NHSSC’s chief executive Mr New defended his agency’s performance in an interview with HSJ, saying changes were being made but that “it will never be done at the speed that I want to work at – that’s just reality… clearly from the trust end they would love to see us jump from where we were last year to where we plan to be next year and they want to see it now.”

The agency is part-way through several projects to improve the infrastructure underpinning its operations, including overhauling the digital infrastructure for managing procurement and logistics processes.

Mr McMinn said in the internal communication: “Whilst at Plymouth, NHS Supply Chain played a significant role in my team’s success. I have often imagined working at NHS Supply Chain and I’m excited to finally do so, I cannot wait to get started.”

News of his appointment comes shortly after NHSSC announced the appointment of two new non-executive directors to the board of its management company, Supply Chain Coordination Limited.

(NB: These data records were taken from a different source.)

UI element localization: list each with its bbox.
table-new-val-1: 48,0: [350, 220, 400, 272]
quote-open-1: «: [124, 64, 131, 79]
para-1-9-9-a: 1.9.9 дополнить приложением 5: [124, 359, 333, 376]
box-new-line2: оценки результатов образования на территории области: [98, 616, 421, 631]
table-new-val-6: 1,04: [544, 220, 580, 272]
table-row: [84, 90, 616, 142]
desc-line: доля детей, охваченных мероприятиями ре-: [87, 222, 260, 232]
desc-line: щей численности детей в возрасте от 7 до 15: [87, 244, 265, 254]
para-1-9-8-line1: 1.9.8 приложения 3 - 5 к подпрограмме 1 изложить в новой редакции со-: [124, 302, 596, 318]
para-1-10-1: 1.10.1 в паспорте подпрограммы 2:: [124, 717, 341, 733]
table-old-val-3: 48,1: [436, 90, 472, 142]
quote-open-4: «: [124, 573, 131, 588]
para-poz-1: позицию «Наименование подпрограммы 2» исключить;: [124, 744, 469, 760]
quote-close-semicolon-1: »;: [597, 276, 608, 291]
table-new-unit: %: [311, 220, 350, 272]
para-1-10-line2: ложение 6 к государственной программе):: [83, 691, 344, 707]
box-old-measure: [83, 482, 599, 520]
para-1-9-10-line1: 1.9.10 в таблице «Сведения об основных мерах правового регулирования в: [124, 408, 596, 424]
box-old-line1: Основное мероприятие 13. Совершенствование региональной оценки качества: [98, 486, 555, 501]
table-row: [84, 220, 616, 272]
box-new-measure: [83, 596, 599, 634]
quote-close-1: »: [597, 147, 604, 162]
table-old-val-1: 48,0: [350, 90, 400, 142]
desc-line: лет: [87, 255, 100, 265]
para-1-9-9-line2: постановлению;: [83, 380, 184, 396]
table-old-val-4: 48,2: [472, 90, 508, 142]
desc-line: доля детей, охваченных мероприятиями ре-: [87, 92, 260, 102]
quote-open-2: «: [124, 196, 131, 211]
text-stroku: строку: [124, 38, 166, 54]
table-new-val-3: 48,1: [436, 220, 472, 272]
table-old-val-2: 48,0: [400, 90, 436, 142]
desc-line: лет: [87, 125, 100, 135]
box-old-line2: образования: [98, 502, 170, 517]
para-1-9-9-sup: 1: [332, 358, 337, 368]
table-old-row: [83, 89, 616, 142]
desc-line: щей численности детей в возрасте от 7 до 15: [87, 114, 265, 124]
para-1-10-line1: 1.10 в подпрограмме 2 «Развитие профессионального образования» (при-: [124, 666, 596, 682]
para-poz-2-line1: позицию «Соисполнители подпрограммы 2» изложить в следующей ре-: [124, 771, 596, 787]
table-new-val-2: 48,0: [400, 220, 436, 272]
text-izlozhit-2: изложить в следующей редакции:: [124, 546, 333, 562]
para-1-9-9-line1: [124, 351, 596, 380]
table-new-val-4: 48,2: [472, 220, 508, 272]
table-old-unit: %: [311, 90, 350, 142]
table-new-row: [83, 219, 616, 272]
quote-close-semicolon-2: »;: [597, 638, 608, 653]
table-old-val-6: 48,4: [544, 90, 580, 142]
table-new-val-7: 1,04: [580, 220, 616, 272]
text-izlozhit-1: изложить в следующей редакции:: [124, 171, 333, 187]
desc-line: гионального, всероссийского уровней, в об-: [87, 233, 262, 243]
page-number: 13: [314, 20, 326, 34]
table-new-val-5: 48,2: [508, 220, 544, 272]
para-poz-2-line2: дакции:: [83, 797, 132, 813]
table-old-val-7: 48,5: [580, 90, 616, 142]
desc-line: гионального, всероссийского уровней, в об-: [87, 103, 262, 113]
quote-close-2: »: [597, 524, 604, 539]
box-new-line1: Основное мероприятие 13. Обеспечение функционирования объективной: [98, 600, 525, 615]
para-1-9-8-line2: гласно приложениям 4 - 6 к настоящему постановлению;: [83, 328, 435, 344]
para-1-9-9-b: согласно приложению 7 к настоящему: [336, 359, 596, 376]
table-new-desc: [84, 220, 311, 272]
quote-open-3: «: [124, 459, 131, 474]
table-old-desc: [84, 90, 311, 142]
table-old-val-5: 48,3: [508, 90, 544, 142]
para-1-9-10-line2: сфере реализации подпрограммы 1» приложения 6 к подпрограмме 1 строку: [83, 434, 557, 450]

Rommel Pereira and Mark Swyny joined the board on 1 January. Both have had careers in banking having had senior roles at the Bank of England and Lloyds Banking Group respectively. They both are also NEDs on NHS trusts: Mr Pererira at Homerton Healthcare FT and the London Ambulance Service Trust and Mr Swyny at Sussex Community FT.

“Their current NED roles on NHS trust boards also reflect our emphasis on continuing to put the perspectives of NHS trusts front and centre of everything we do to support the NHS,” SCCL chair Heather Tierney-Moore said.

Update: this post was updated at 11.29 on 9 January to clarify that Mr McMinn will be joining the executive board on 1 April.